Today’s kids take ballet, soccer, and gymnastics, always do the work there. They are conditioned to complete their goal while they’re with the teacher. Music lessons require a completely different conditioning for the student – and the parent. A conditioning that requires daily work at home.

So what can be done to point our kids in the right direction?

1) Get to Know Students. Start by getting to know the interests of your students. Ask them about what’s going on at school, what they are interested in, and what movies they’ve seen recently. The last question can often give teachers ideas as to what they might be interested in playing. The music from those movies can be found on MusicNotes.com.

2) Mark Mistakes. Make mistakes with a colored pencil to show students what to practice – and what mistakes shouldn’t be mistakes by next week. Use a new colored pencil next week.

3) Ask Students What They Want. Ask students what they want to play. Some students will practice every song in the book and be faithful to practice every week. Others won’t.
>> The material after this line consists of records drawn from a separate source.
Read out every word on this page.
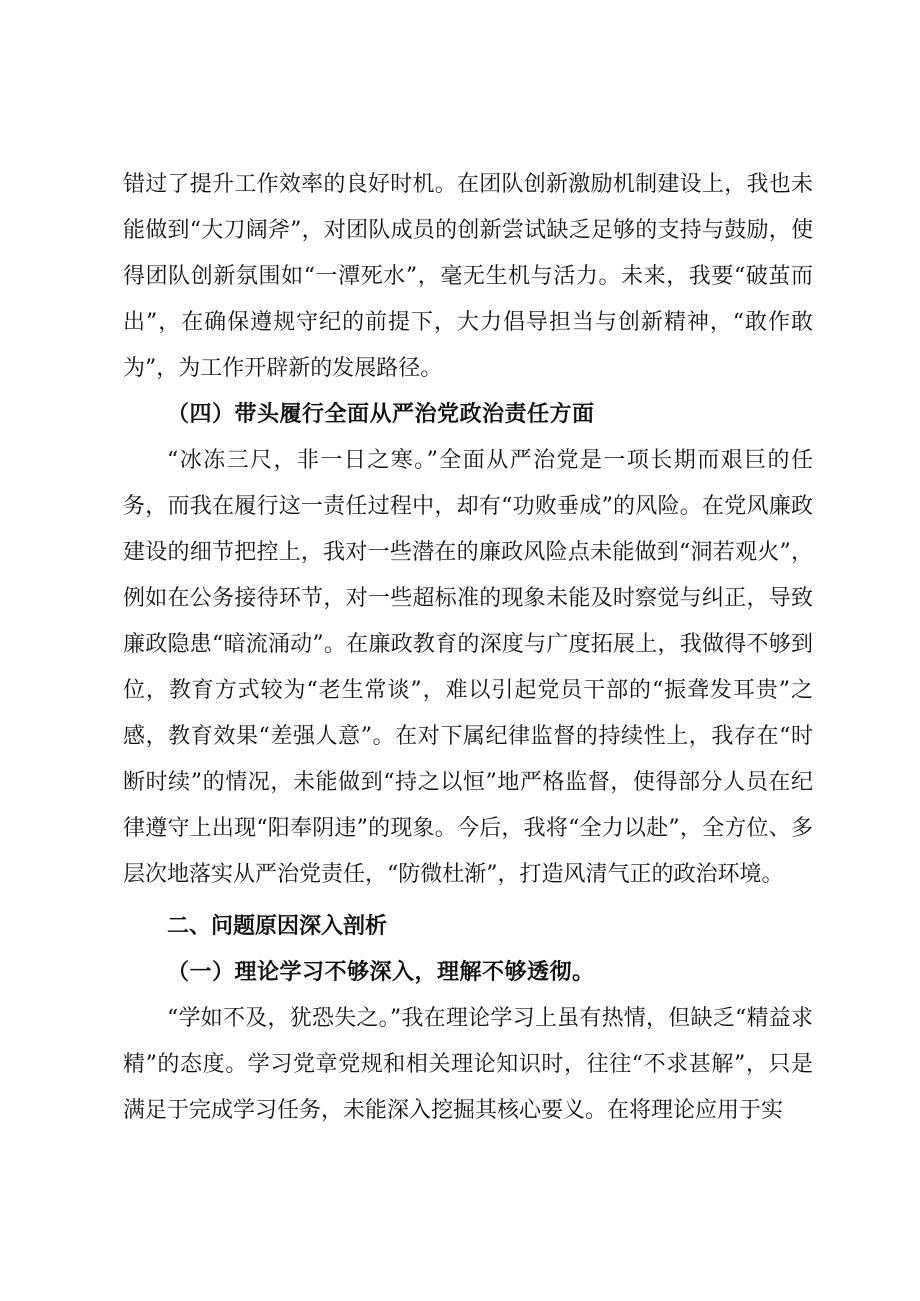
错过了提升工作效率的良好时机。在团队创新激励机制建设上，我也未能做到“大刀阔斧”，对团队成员的创新尝试缺乏足够的支持与鼓励，使得团队创新氛围如“一潭死水”，毫无生机与活力。未来，我要“破茧而出”，在确保遵规守纪的前提下，大力倡导担当与创新精神，“敢作敢为”，为工作开辟新的发展路径。

（四）带头履行全面从严治党政治责任方面

“冰冻三尺，非一日之寒。”全面从严治党是一项长期而艰巨的任务，而我在履行这一责任过程中，却有“功败垂成”的风险。在党风廉政建设的细节把控上，我对一些潜在的廉政风险点未能做到“洞若观火”，例如在公务接待环节，对一些超标准的现象未能及时察觉与纠正，导致廉政隐患“暗流涌动”。在廉政教育的深度与广度拓展上，我做得不够到位，教育方式较为“老生常谈”，难以引起党员干部的“振聋发耳贵”之感，教育效果“差强人意”。在对下属纪律监督的持续性上，我存在“时断时续”的情况，未能做到“持之以恒”地严格监督，使得部分人员在纪律遵守上出现“阳奉阴违”的现象。今后，我将“全力以赴”，全方位、多层次地落实从严治党责任，“防微杜渐”，打造风清气正的政治环境。

二、问题原因深入剖析

（一）理论学习不够深入，理解不够透彻。

“学如不及，犹恐失之。”我在理论学习上虽有热情，但缺乏“精益求精”的态度。学习党章党规和相关理论知识时，往往“不求甚解”，只是满足于完成学习任务，未能深入挖掘其核心要义。在将理论应用于实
That’s when you ned to find out what motivates them. What song is so great that they wouldn’t want to miss practicing it. Then find it.

4) Use a Point System. Award a point every time something is played well. At the end of the lesson, they get a treat from mom or dad. I find that 25 point goal works well.

5) Educate the Parents. Keep parents informed about how things are going. They can often help keep your students remembering to practice and remembering what they’re supposed to practice.